M. [Y] qui succombe à l’instance en supportera les dépens.
Aux termes de l’article 700 du code de procédure civile, le juge condamne la partie tenue aux dépens ou qui perd son procès à payer à l’autre partie la somme qu’il détermine, au titre des frais exposés et non compris dans les dépens. Il tient compte de l’équité ou de la situation économique de la partie condamnée.
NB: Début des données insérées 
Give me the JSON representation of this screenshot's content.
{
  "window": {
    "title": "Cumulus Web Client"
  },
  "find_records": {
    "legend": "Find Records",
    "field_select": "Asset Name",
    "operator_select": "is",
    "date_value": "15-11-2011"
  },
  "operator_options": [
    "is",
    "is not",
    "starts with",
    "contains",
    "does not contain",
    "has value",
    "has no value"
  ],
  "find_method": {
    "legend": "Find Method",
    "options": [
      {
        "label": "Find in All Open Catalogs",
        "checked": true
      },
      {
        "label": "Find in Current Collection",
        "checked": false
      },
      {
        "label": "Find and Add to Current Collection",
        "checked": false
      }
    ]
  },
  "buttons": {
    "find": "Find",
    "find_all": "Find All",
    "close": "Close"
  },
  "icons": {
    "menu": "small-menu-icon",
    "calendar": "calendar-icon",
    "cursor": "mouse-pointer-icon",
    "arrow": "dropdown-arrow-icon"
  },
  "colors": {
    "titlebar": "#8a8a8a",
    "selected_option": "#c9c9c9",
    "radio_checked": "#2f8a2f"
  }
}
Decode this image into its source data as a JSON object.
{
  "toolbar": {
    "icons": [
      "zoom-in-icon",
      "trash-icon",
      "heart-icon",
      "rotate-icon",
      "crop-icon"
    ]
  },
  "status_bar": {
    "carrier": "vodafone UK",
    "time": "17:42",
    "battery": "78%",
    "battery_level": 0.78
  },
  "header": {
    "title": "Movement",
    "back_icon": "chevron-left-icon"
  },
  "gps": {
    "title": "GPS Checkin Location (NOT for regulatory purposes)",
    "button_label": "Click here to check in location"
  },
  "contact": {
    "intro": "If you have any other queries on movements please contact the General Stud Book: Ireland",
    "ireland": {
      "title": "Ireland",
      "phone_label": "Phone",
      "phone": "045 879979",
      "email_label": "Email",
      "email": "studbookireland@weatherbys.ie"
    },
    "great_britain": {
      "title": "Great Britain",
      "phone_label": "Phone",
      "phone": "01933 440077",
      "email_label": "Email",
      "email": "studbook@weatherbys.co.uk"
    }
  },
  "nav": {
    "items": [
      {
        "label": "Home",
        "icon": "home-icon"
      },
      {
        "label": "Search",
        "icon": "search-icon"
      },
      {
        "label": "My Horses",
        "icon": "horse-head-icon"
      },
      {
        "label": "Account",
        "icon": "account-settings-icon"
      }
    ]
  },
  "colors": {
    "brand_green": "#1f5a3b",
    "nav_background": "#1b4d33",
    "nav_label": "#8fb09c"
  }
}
Il peut, même d’office, pour des raisons tirées des mêmes considérations, dire qu’il n’y a pas lieu à ces condamnations
L’équité commande en l’espèce de condamner M. [Y] à payer aux consorts [Z]-[T] la somme de 1.500 euros au titre des frais irrépétibles et de débouter les autres parties de leurs demandes à ce titre.
PAR CES MOTIFS
Le tribunal statuant en audience publique, en premier ressort, par jugement contradictoire,
DEBOUTE Monsieur [K] [J] [Y] de sa demande de nullité sur le fondement du dol, de la vente du 17 décembre 2021 de l’immeuble situé au [Adresse 3] à [Localité 5] (30);
DEBOUTE Monsieur [K] [J] [Y] de sa demande de résolution sur le fondement de la garantie des vices cachés, de la vente du 17 décembre 2021 de l’immeuble situé au [Adresse 3] à [Localité 5] (30);
DEBOUTE Monsieur [K] [J] [Y] de sa demande de résiliation sur le fondement de la garantie d’éviction, de la vente du 17 décembre 2021 de l’immeuble situé au [Adresse 3] à [Localité 5] (30);
DEBOUTE Monsieur [K] [J] [Y] de ses demandes de dommages et intérêts à l’encontre de Monsieur [H], [M], [W] [T] et de Madame [D] [G] [Z];
DEBOUTE Monsieur [K] [J] [Y] de ses demandes de dommages et intérêts à l’encontre de Maître [L], de la SELARL [L] et de la compagnie MMA;
DIT n’y avoir lieu à statuer sur la demande en relèvement et garantie de Monsieur [H], [M], [W] [T] et de Madame [D] [G] [Z] à l’encontre de la SELARL [V] [L], MATHIEU FUMET ET VINCENT GUICHARD NOTAIRES ASSOCIES et de Maître [L];
CONDAMNE Monsieur [K] [J] [Y] à payer la somme de 1.500 euros à Monsieur [H], [M], [W] [T] et de Madame [D] [G] [Z] au titre de l’article 700 du code de procédure civile;
DEBOUTE Monsieur [K] [J] [Y] de sa demande au titre de l’article 700 du code de procédure civile;
DEBOUTE la SELARL FUMET [L] GUICHARD, Maître [V] [L] et les Mutuelles du Mans Assurances de leur demande au titre de l’article 700 du code de procédure civile;
CONDAMNE Monsieur [K] [J] [Y] aux entiers dépens de l’instance;
DIT n’y avoir lieu à écarter l’exécution provisoire de droit de la présente décision.
Le présent jugement a été signé par Nina MILESI, Vice-Présidente et par Aurélie VIALLE, greffière présente lors de sa mise à disposition.